Assist a Troubled Student
Faculty and Staff: How You Can Help
Individual faculty or staff members are encouraged to provide a first-level response to problem student behavior, unless the behavior is threatening or warrants more serious attention by the university. Experience indicates that, despite the common fear that responding to problem behaviors will escalate the trouble, the opposite is usually true. Students often express gratitude when faculty members respond effectively to problem behaviors. However, it is important to know one's own limitations in providing assistance to students. To learn more, refer to the following resources:
- How To Make a Referral
- Students in Crisis
- Response To a Campus Crisis
- Protect the Campus Community
- Campus Connections
Often the best response is to listen carefully and then to encourage the student to seek help at the Student Counseling Center. You may call the center for a consultation if you are unsure of an appropriate intervention or if the student is reluctant to accept your referral. The following indicators may be useful in assessing whether or not a referral should be made.
Disruptive behavior: An individual student exhibiting inappropriate behavior should be approached in a private conversation that includes a description of the problem behavior and the specific consequences.
Stating a need for help: If a student comes to a faculty/staff member with a direct request for help, that student probably will value a recommendation for a referral to a professional.

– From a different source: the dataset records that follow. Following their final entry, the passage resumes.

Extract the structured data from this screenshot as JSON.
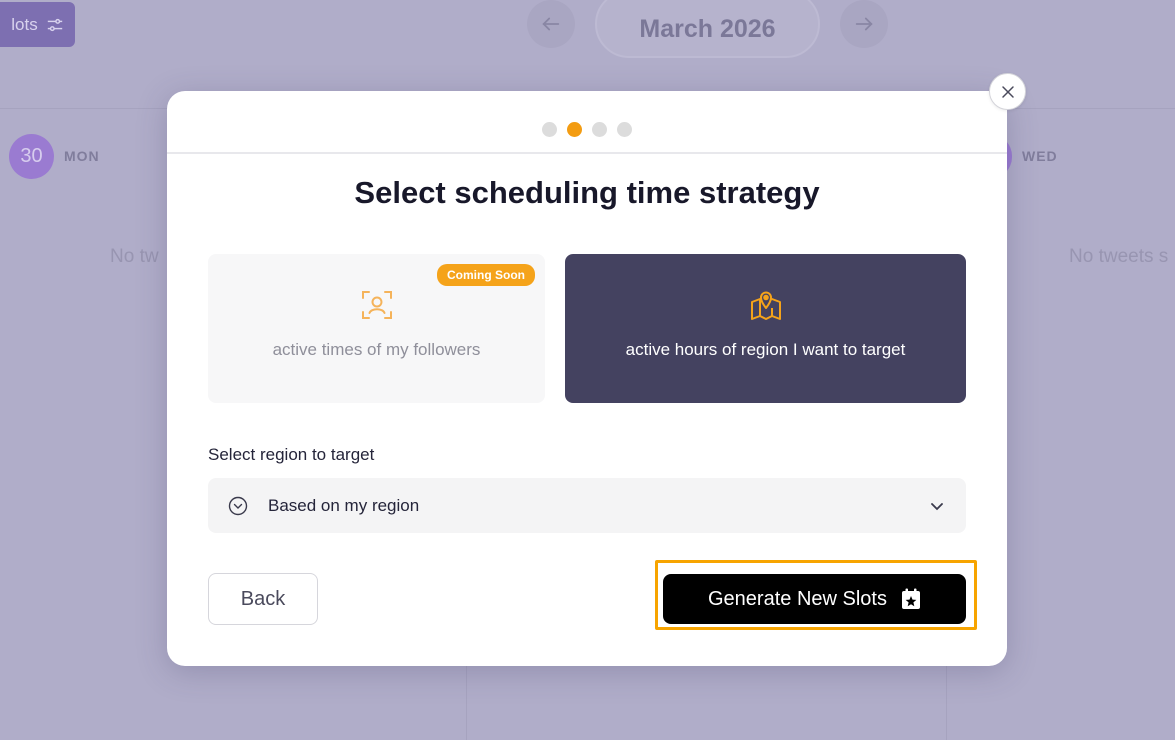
{
  "background": {
    "slots_label": "lots",
    "month": "March 2026",
    "days": [
      {
        "number": "30",
        "name": "MON"
      },
      {
        "name": "WED"
      }
    ],
    "empty_left": "No tw",
    "empty_right": "No tweets s"
  },
  "modal": {
    "steps": [
      false,
      true,
      false,
      false
    ],
    "title": "Select scheduling time strategy",
    "options": [
      {
        "label": "active times of my followers",
        "badge": "Coming Soon",
        "icon": "user-focus-icon",
        "selected": false
      },
      {
        "label": "active hours of region I want to target",
        "icon": "map-pin-icon",
        "selected": true
      }
    ],
    "region_label": "Select region to target",
    "region_value": "Based on my region",
    "back_label": "Back",
    "generate_label": "Generate New Slots"
  },
  "colors": {
    "accent": "#f39c12",
    "selected_option": "#444260",
    "overlay": "#b0adc9"
  }
}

Talking about suicide: If a student talks or writes about suicide, this should be taken seriously. If the student includes actual plans for suicide, the severity of the danger to the student increases dramatically. Suicide is often considered an option when the person feels hopeless, trapped, out of control or depressed. To make the assumption that talk of suicide is aimed solely toward getting attention can be a potentially fatal mistake. If you become aware of a student who is considering suicide, please make an immediate referral to the Counseling Center.
Observable changes: Some students do not state directly that there is a problem, but their behaviors can be telling indicators. Distinct changes in academic performance, withdrawal from others, changes in class participation, crying, outbursts of anger, increased or decreased activity, and poor attendance are examples of significant behavioral changes. Any of these observable changes may merit a referral to the Counseling Center.
Physical complaints: Students who repeatedly report physical illness or symptoms may be experiencing psychological problems. A change in eating patterns, sleep disturbances, fatigue, stomach aches, and pain are some common complaints that may be related to psychological problem.
Alcohol and drug abuse: Coming to class or a meeting when intoxicated or high is a serious signal. Often people drink or take drugs as a way to cope with and alleviate other problems in their life. Unfortunately, the substance abuse itself may become a problem that interferes with social, academic, and work functioning.
Academic problems: Students who have a noticeable decline in their academic performance may be feeling overwhelmed with other areas of their lives. Some students come to classes with difficulty concentrating, completing assignments, or performing well on exams.
Behavior Assessment and Intervention Team
The Behavior Assessment and Intervention Team (BAIT) reviews behavioral incidents and ensures a systematic response to students whose behavior may be disruptive or harmful to themselves or the UT Dallas community. The team assists in protecting the health, safety, and welfare of students and other members of the UT Dallas community.